Tens Of Thousands Still Without Power Thanks To Rain-Related Outages
Monday morning's "rain" has not been kind to the city's power grid, leaving approximately 23,000 customers Los Angeles Department of Water and Power customers without power, as of this morning. There were possibly up to 20 transformer and utility pole fires, according to the LADWP, reports CBS 2. This meant that a whole lot of customers were without power, with the hardest hit areas being San Pedro, Hollywood, and Venice. As of 8:30 a.m., 7,900 residents in Venice were without power. Another 2,000 residents in Hollywood woke up to find that their light bulbs were off.
Areas around the county that are serviced by Southern California Edison are facing similar issues with electricity. According to the SCE website, nearly 1300 customers were without power in Montebello in the wee hours this morning, but electricity was mostly restored by 6:30 a.m.. Currently, 553 customers in Monterey Park are without power, and another 900 customers out in Oxnard are without electricity. Drivers, in case you haven't noticed, aren't doing too great either—the California Highway Patrol reported 142 calls for service during the four-hour period between 2 a.m. and 6 a.m. this morning.
If you're assuming that the problems have something to do with the rain, you're not off the mark. While workers from the LADWP and SoCal Edison are still determining the causes of each outage, spokespersons from both agencies say that the rain may have been a factor. As stated in a LADWP release, the rain may cause tree branches and palm fronds to fall on power lines. And, according to Mary Ann Milbourne, a spokesperson at SCE, the outages may be due to a phenomenon called arcing, which basically means that the electricity causes a burst of heat. Arcing may be facilitated when rain water comes into contact with the dirt and debris that have accumulated on the power lines over time.

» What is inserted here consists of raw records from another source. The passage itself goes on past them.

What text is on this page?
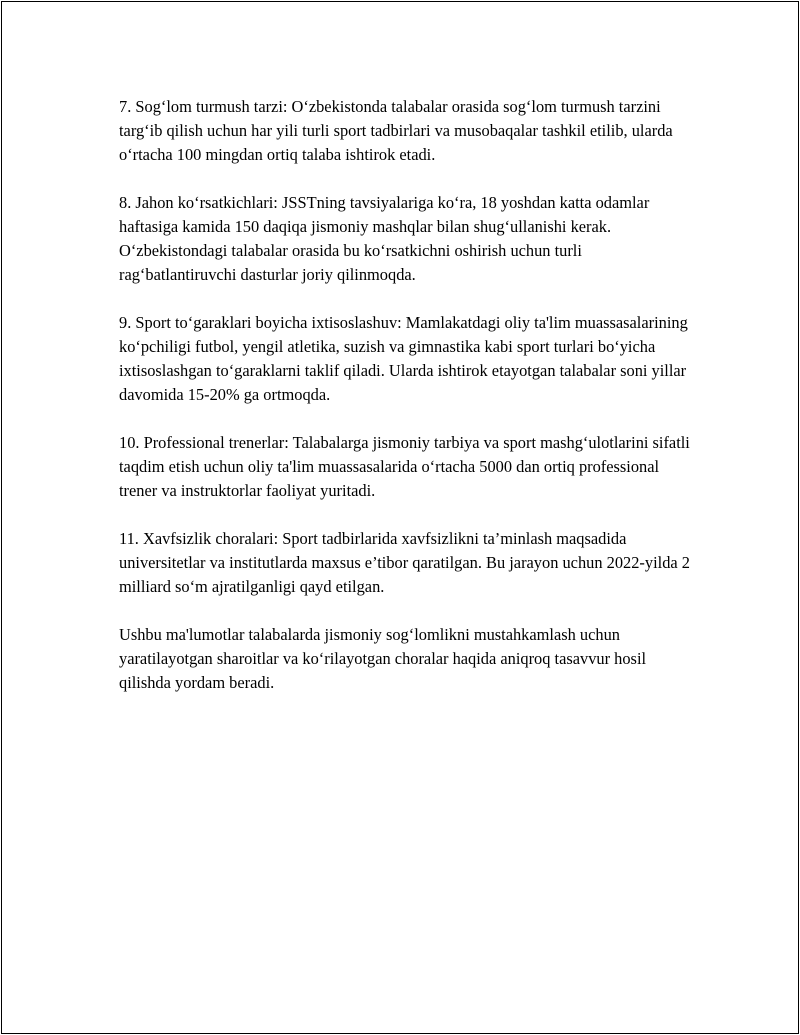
7. Sog‘lom turmush tarzi: O‘zbekistonda talabalar orasida sog‘lom turmush tarzini targ‘ib qilish uchun har yili turli sport tadbirlari va musobaqalar tashkil etilib, ularda o‘rtacha 100 mingdan ortiq talaba ishtirok etadi.

8. Jahon ko‘rsatkichlari: JSSTning tavsiyalariga ko‘ra, 18 yoshdan katta odamlar haftasiga kamida 150 daqiqa jismoniy mashqlar bilan shug‘ullanishi kerak. O‘zbekistondagi talabalar orasida bu ko‘rsatkichni oshirish uchun turli rag‘batlantiruvchi dasturlar joriy qilinmoqda.

9. Sport to‘garaklari boyicha ixtisoslashuv: Mamlakatdagi oliy ta'lim muassasalarining ko‘pchiligi futbol, yengil atletika, suzish va gimnastika kabi sport turlari bo‘yicha ixtisoslashgan to‘garaklarni taklif qiladi. Ularda ishtirok etayotgan talabalar soni yillar davomida 15-20% ga ortmoqda.

10. Professional trenerlar: Talabalarga jismoniy tarbiya va sport mashg‘ulotlarini sifatli taqdim etish uchun oliy ta'lim muassasalarida o‘rtacha 5000 dan ortiq professional trener va instruktorlar faoliyat yuritadi.

11. Xavfsizlik choralari: Sport tadbirlarida xavfsizlikni ta’minlash maqsadida universitetlar va institutlarda maxsus e’tibor qaratilgan. Bu jarayon uchun 2022-yilda 2 milliard so‘m ajratilganligi qayd etilgan.

Ushbu ma'lumotlar talabalarda jismoniy sog‘lomlikni mustahkamlash uchun yaratilayotgan sharoitlar va ko‘rilayotgan choralar haqida aniqroq tasavvur hosil qilishda yordam beradi.
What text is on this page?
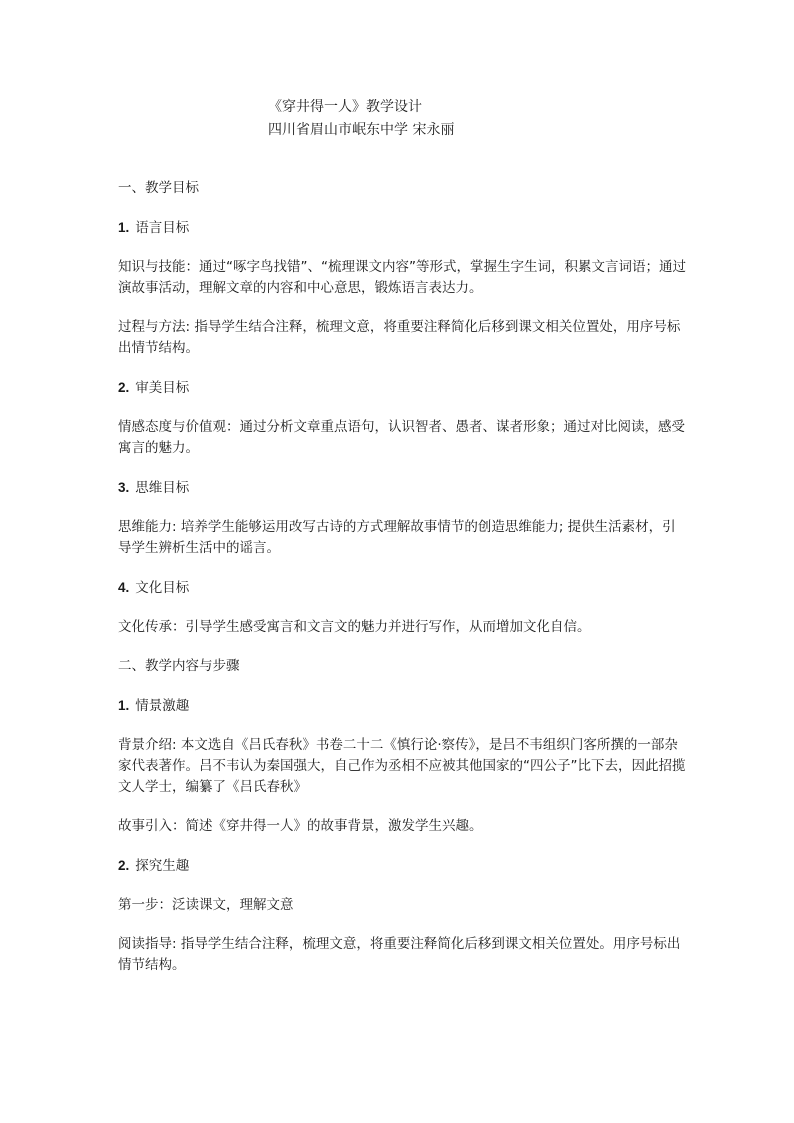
《穿井得一人》教学设计
四川省眉山市岷东中学 宋永丽
一、教学目标
1. 语言目标

知识与技能：通过“啄字鸟找错”、“梳理课文内容”等形式，掌握生字生词，积累文言词语；通过演故事活动，理解文章的内容和中心意思，锻炼语言表达力。

过程与方法: 指导学生结合注释，梳理文意，将重要注释简化后移到课文相关位置处，用序号标出情节结构。

2. 审美目标

情感态度与价值观：通过分析文章重点语句，认识智者、愚者、谋者形象；通过对比阅读，感受寓言的魅力。

3. 思维目标

思维能力: 培养学生能够运用改写古诗的方式理解故事情节的创造思维能力; 提供生活素材，引导学生辨析生活中的谣言。

4. 文化目标

文化传承：引导学生感受寓言和文言文的魅力并进行写作，从而增加文化自信。

二、教学内容与步骤
1. 情景激趣

背景介绍: 本文选自《吕氏春秋》书卷二十二《慎行论·察传》，是吕不韦组织门客所撰的一部杂家代表著作。吕不韦认为秦国强大，自己作为丞相不应被其他国家的“四公子”比下去，因此招揽文人学士，编纂了《吕氏春秋》

故事引入：简述《穿井得一人》的故事背景，激发学生兴趣。

2. 探究生趣

第一步：泛读课文，理解文意

阅读指导: 指导学生结合注释，梳理文意，将重要注释简化后移到课文相关位置处。用序号标出情节结构。
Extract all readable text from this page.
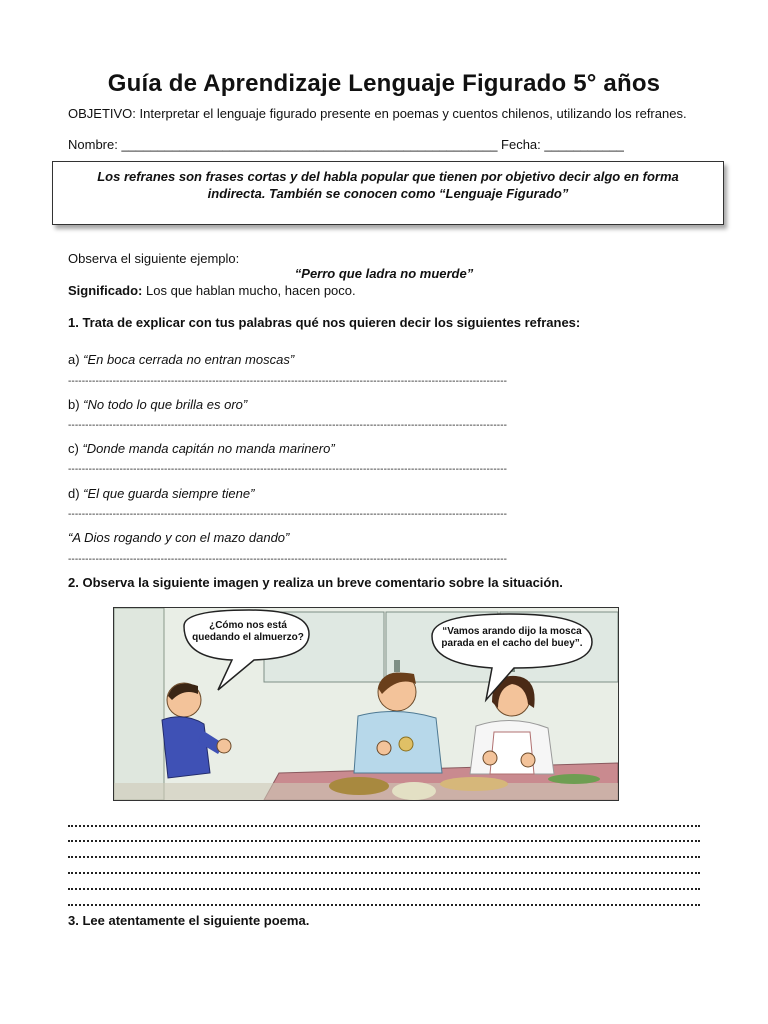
Guía de Aprendizaje Lenguaje Figurado 5° años
OBJETIVO: Interpretar el lenguaje figurado presente en poemas y cuentos chilenos, utilizando los refranes.
Nombre: ____________________________________________________ Fecha: ___________

Los refranes son frases cortas y del habla popular que tienen por objetivo decir algo en forma indirecta. También se conocen como “Lenguaje Figurado”

Observa el siguiente ejemplo:
“Perro que ladra no muerde”
Significado: Los que hablan mucho, hacen poco.
1. Trata de explicar con tus palabras qué nos quieren decir los siguientes refranes:
a) “En boca cerrada no entran moscas”
--------------------------------------------------------------------------------------------------------------------------------
b) “No todo lo que brilla es oro”
--------------------------------------------------------------------------------------------------------------------------------
c) “Donde manda capitán no manda marinero”
--------------------------------------------------------------------------------------------------------------------------------
d) “El que guarda siempre tiene”
--------------------------------------------------------------------------------------------------------------------------------
“A Dios rogando y con el mazo dando”
--------------------------------------------------------------------------------------------------------------------------------
2. Observa la siguiente imagen y realiza un breve comentario sobre la situación.
¿Cómo nos está quedando el almuerzo?
“Vamos arando dijo la mosca parada en el cacho del buey”.
3. Lee atentamente el siguiente poema.
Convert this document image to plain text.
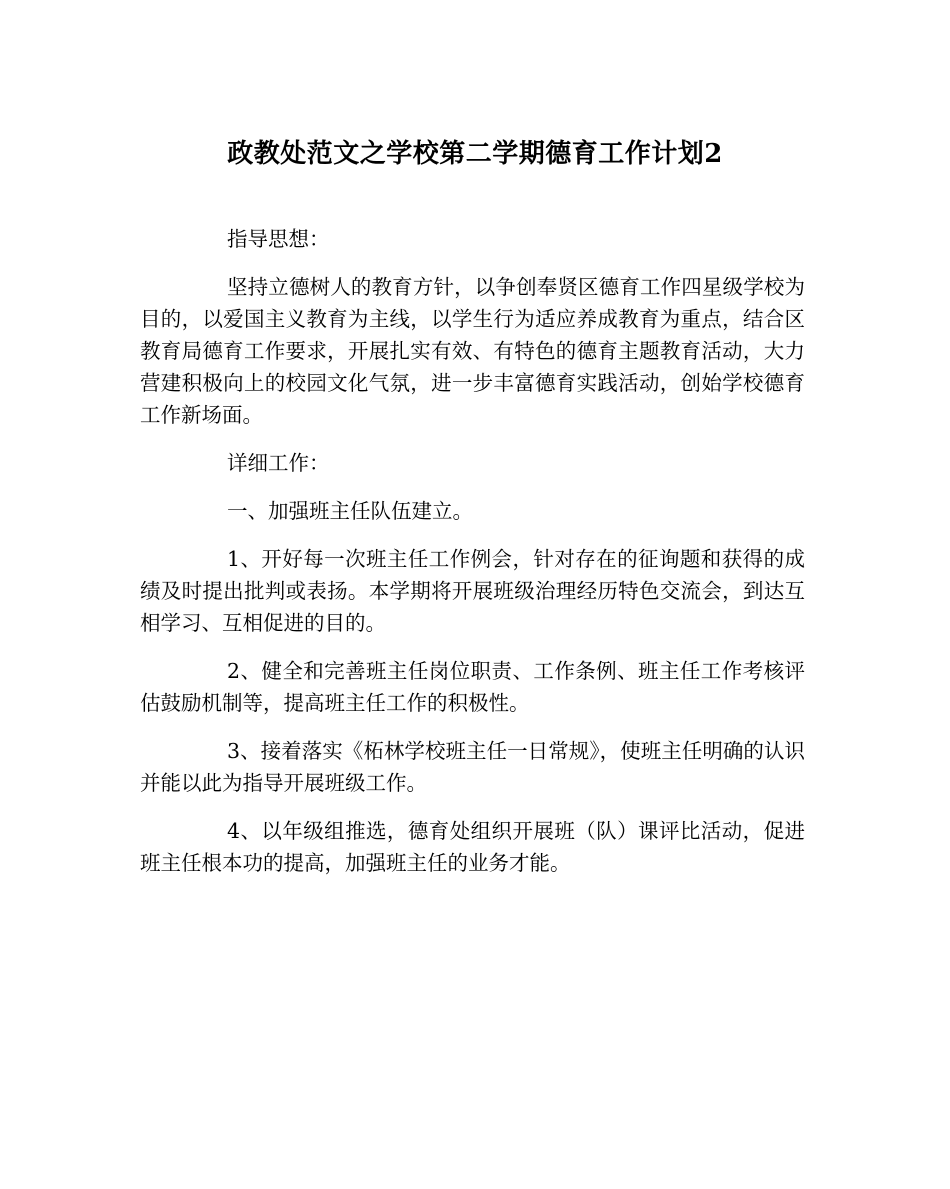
政教处范文之学校第二学期德育工作计划2

指导思想：

坚持立德树人的教育方针，以争创奉贤区德育工作四星级学校为目的，以爱国主义教育为主线，以学生行为适应养成教育为重点，结合区教育局德育工作要求，开展扎实有效、有特色的德育主题教育活动，大力营建积极向上的校园文化气氛，进一步丰富德育实践活动，创始学校德育工作新场面。

详细工作：

一、加强班主任队伍建立。

1、开好每一次班主任工作例会，针对存在的征询题和获得的成绩及时提出批判或表扬。本学期将开展班级治理经历特色交流会，到达互相学习、互相促进的目的。

2、健全和完善班主任岗位职责、工作条例、班主任工作考核评估鼓励机制等，提高班主任工作的积极性。

3、接着落实《柘林学校班主任一日常规》，使班主任明确的认识并能以此为指导开展班级工作。

4、以年级组推选，德育处组织开展班（队）课评比活动，促进班主任根本功的提高，加强班主任的业务才能。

One resident out in Venice posted a couple pictures of a transformer that's seemingly on fire:
The big question, of course, is when the power will come back to your area. That's hard to say, as crews are scrambling across the county to tackle each power outage. At around 7:30 a.m., Los Angeles Daily News reported that a LADWP spokesperson said that the issues should be corrected within 10 to 12 hours. For areas covered by the SCE, many of the outages have already been fixed earlier on Monday morning. Though, for cities like Monterey Park and Malibu, power isn't expected to be fully restored until the late afternoon. You can check out this map to get an estimate on when your area will be back to normal.
Milbourne tells LAist that it's hard to get a timetable on when the repairs will be done. "The outages come and go all day long. It depends on how serious the damage is, and the location. Some places, if it's far out, it may be hard to get a line out there to restore power," said Milbourne.
As for what customers should do during an outage, the details should come as no surprise. Milbourne's most urgent warning is for people to avoid downed power lines. She also advises customers to use flashlights, rather than candles, so as to avoid a fire hazard.